5 Şubat 2012 Pazar

Bir pazar günü daha

Geçmeyen boğaz ağrısıyla yaşayıp gidiyorum. Gece öksürük nöbetleri olmasa tamam da, gece çekilmez oluyor. Neden ne olursa gece oluyor acaba?
Arada hiç yağmadığı gibi kar yağdı, felaket soğuk oldu nefes alamadık derken yeniden yalancı bahar...

Koçluk eğitimimin ikinci bölümünü geçen hafta tamamladım. Bir kere daha herkese mutlaka koçluk eğitimi alın diyorum. Olmadı bir kendinize bir koç bulun. Doğru cevapları bilmem ama doğru soruları mutlaka bulacaksınız! Bunca zaman, eğitim, şudur budur sonrası ilk defa kendimi kendim gibi hissediyorum.

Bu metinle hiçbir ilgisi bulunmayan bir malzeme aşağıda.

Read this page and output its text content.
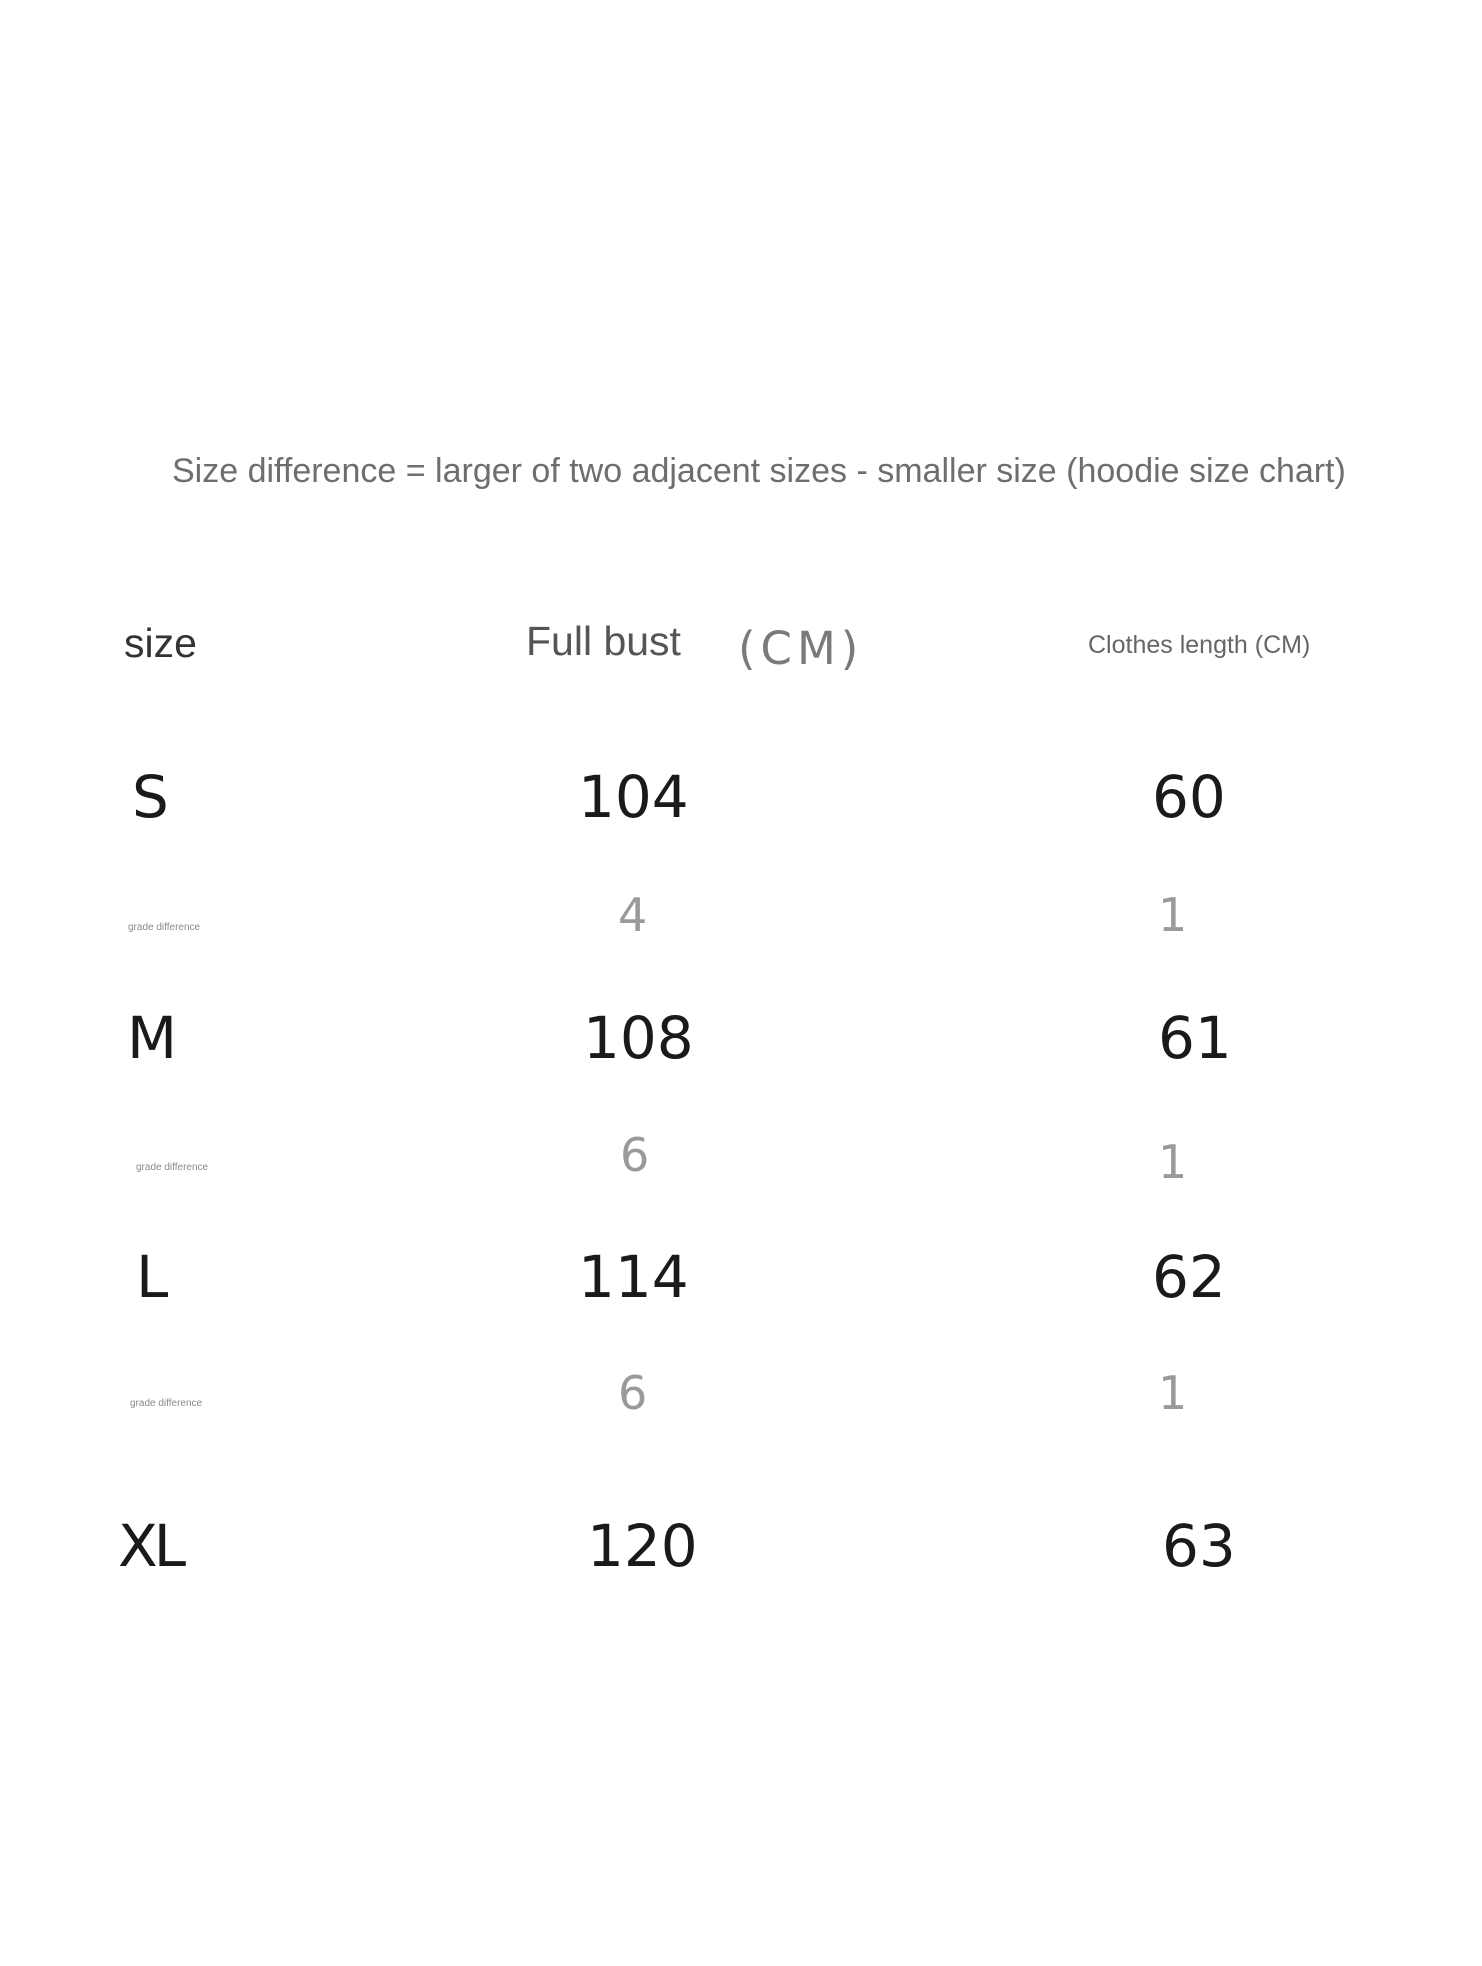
Size difference = larger of two adjacent sizes - smaller size (hoodie size chart)
size	Full bust (CM)	Clothes length (CM)
S	104	60
grade difference	4	1
M	108	61
grade difference	6	1
L	114	62
grade difference	6	1
XL	120	63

Aklım, gönlüm karmakarışık yine (tabii ki!). Ama ne dileyeceğimi biliyorum. Aklım, gönlüm ve bedenim bir olsun istiyorum.
Hayatımın tam ortasında, gönlümün işini yapmaktan mutluyum. Can dostlarım olmasından mutluyum, doğru insanlarla yollarımın kesişip durmasından mutluyum.

Sevgili blogger dostlar,
Bugün biz kızımla spa'ya gittik. Henüz 10 yaşında olan kızımın aylardır söyleyip durduğu spa programını gerçekleştrdik. Spa'yı ne bildi de böyle birşey aklında yer etti demeyin, vallahi bilmiyorum. Neyse, dün organize olduk. Küçük hanıma da masaj randevusu almak için aradık. Danışıldı masajcılara, az basınçlı İsveç masajı uygun bulundu(!)Bugün spa keyfimizi tamamladık.
Ömrü hayatımda ilk defa Bali masajı yaptırdım. Yok bloggerlar, hiç benim kalemim işler değil bunlar. Masaj rahatlatıcıydı, sıcak yağlar, mumlar, hafif müzik, masajcı Bali'li (ya da Uzakdoğulu), herşey tamamdı. Gel gelelim benim soyunmam bir dert, ööle kendimi masajcının ehil ellerine bırakmam başka dert. Yağlı yağlı dolaşmak bambaşka bir dert. Adamın zevk-i sefa içinde olucak. Benim gibi doğuştan odun olunmayacak. Termal havuza, hamama, saunaya falan ne varsa girdik, çıktık. Kızım pek keyifliydi. Kendisi kesinlikle odun değil.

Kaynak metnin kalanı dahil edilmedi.